The role of mathematical axioms

Walley is critical of those, like Keynes, who provide a theory without a standard general interpretation and hence with no justification for the view that the theory is universal. Taking up Walley’s challenge to be critical of his theory, I do not find his justification at all compelling. His notion of gambling seems highly idealised. It also worth noting that generations of the best minds found the axioms of  geometry compelling, and yet we now see that as a model of reality they are false.

It seems to me simpler to treat a mathematical theory, even one of probability, as simply one among many possible mathematical theories that should only ever be applied with its assumptions and credible alternative theories in mind, and with a commitment not to gamble too much on the theory without checking it.

Walley points out that the conventional approaches to probability rely on assumptions that are simple not credible as regards economics, and any claimed results should be appropriately caveated.
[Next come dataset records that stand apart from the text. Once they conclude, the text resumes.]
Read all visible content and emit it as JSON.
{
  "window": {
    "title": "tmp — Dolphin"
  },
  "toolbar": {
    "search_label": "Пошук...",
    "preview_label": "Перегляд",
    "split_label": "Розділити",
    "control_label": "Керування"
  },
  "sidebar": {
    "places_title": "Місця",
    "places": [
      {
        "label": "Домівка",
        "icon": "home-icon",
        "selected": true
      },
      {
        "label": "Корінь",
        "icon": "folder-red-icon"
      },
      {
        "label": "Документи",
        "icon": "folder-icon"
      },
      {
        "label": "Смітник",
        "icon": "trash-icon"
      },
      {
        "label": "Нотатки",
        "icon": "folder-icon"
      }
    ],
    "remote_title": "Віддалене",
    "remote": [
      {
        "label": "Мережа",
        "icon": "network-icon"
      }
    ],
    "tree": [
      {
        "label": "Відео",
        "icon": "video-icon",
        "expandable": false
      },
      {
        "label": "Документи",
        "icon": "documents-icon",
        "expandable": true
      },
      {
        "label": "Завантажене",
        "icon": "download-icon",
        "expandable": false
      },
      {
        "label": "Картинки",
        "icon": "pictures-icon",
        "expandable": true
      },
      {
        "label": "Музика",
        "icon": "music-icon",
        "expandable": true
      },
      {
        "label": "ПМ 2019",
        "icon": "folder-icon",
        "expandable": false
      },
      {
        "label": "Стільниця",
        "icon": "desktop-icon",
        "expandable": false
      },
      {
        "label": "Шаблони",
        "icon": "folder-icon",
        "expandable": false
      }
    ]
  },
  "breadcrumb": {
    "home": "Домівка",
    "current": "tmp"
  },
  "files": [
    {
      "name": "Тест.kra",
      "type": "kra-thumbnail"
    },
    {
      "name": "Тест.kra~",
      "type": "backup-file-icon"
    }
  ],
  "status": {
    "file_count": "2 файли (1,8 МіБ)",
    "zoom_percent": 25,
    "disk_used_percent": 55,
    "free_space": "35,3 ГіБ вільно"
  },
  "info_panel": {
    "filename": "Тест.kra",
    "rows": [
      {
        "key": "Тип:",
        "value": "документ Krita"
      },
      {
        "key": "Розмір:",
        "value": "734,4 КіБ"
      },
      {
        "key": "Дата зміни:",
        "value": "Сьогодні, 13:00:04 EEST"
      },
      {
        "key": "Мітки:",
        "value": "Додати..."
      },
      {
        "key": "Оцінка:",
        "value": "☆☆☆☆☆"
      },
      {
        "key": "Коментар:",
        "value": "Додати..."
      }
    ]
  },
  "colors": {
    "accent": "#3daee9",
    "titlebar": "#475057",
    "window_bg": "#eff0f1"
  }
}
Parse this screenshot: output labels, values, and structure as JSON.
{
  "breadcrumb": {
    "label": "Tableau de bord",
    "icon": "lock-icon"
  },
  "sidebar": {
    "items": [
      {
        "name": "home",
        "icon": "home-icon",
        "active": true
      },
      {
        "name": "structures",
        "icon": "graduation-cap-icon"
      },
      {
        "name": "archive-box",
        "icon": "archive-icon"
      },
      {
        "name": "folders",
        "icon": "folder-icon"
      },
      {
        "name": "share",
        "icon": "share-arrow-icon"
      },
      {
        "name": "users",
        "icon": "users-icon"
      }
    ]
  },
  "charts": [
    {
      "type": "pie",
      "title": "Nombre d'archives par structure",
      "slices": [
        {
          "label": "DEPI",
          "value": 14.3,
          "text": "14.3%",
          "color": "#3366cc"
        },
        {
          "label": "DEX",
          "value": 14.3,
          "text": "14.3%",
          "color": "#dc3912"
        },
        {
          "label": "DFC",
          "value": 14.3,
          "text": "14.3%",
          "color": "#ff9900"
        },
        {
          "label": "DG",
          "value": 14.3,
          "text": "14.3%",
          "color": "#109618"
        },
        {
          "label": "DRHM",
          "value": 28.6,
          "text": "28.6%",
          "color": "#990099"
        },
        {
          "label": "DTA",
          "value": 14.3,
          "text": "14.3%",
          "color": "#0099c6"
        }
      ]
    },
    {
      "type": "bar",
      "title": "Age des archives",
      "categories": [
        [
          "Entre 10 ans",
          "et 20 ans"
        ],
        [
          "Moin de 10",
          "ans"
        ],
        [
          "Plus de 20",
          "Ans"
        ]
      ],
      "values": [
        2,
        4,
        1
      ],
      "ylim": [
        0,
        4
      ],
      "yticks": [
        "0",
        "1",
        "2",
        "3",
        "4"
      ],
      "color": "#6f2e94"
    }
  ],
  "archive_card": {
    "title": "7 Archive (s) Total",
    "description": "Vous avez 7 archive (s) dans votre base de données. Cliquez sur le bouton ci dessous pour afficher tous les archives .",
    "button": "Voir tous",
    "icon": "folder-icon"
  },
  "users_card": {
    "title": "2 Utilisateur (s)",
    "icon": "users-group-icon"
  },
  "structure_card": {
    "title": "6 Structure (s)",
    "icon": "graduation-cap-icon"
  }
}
For example, it is simply not possible to use conventional statistical reasoning to support a view that economies will continue to be consistent with their past behaviour.

It seems to me that Walley’s approach still makes questionable assumptions, and hence results will still need to be caveated and critiqued. But Walley’s assumptions do seem usefully more general than the conventional ones.

There seems no evidence that a completely general theory is possible, but that should not stop us trying.

Implicit assumptions

By default, the theory seems to assume:

  • That the underlying reality is in some sense ‘statistically stable’, as in sampling from a fixed population, as distinct from sampling from a population that may be changing.
  • That my actions do not affect what happens. For example, if I ‘gamble’ by buying a large quantity of stocks, that this does not affect their price.
  • That there is no conflict between short and long-term considerations in determining which gambles are acceptable.
  • That there is no value in revealing preferences. For example, if I prefer beer to water to wine, I would choose water rather than wine and beer rather than water. But if in a social context where seeming to prefer beer to wine would result in a loss of ‘social capital’, I might choose wine over beer. This is inconsistent, but hardly irrational.
  • That there is no value ‘in having a horse in the race’. If I gamble simply to take part, then previsions do not necessarily add.
  • That if I am indifferent between X and Y then with any small inducement to prefer X, I should prefer X.
  • That I have no strategy that cannot be modelled by its effect on my valuations.
  • That in muddles what is of interest are just the short term and long term behaviours, with no interest in the middle term. (Hence no interest in economic crashes.)

This last point applies to all uncertainty theories of which I am aware.


Smith cites von Neumann and Morgenstern for more complex situations, such as when we do care about the subject of the statistics. Consideration of their work would seem to lead us much closer to the generality that Walley seems to suppose.


The term statistics derives from studies of statedata. Walley has failed to argue that his approach is suitable for such statistics, although it has obvious application to more routine data analysis, where the statistician is disinterested. It is unfortunate that no practical examples of the proper scope and consequences are given.

This work is important in understanding Bayesian probability and sensitivity analysis, showing – for example – their limitations as regards modelling economies, but I am unconvinced that it provides an approach that is sufficiently general for economies, and do not see how it could be usefully applied to the issue of crashes, for example, although it does have use for lesser muddles and in particular for some common statistical problems. It is also useful as an alternative to sensitivity analysis where there is no clear ‘central’ precise probability or there are concerns about possible correlations.

Lacking a clearly defined concept of the type of applications for which it is valid and has benefits over sensitivity analysis, it motivates further study of the important issues that it raises (explicitly and implicitly) more than universal adoption of its techniques.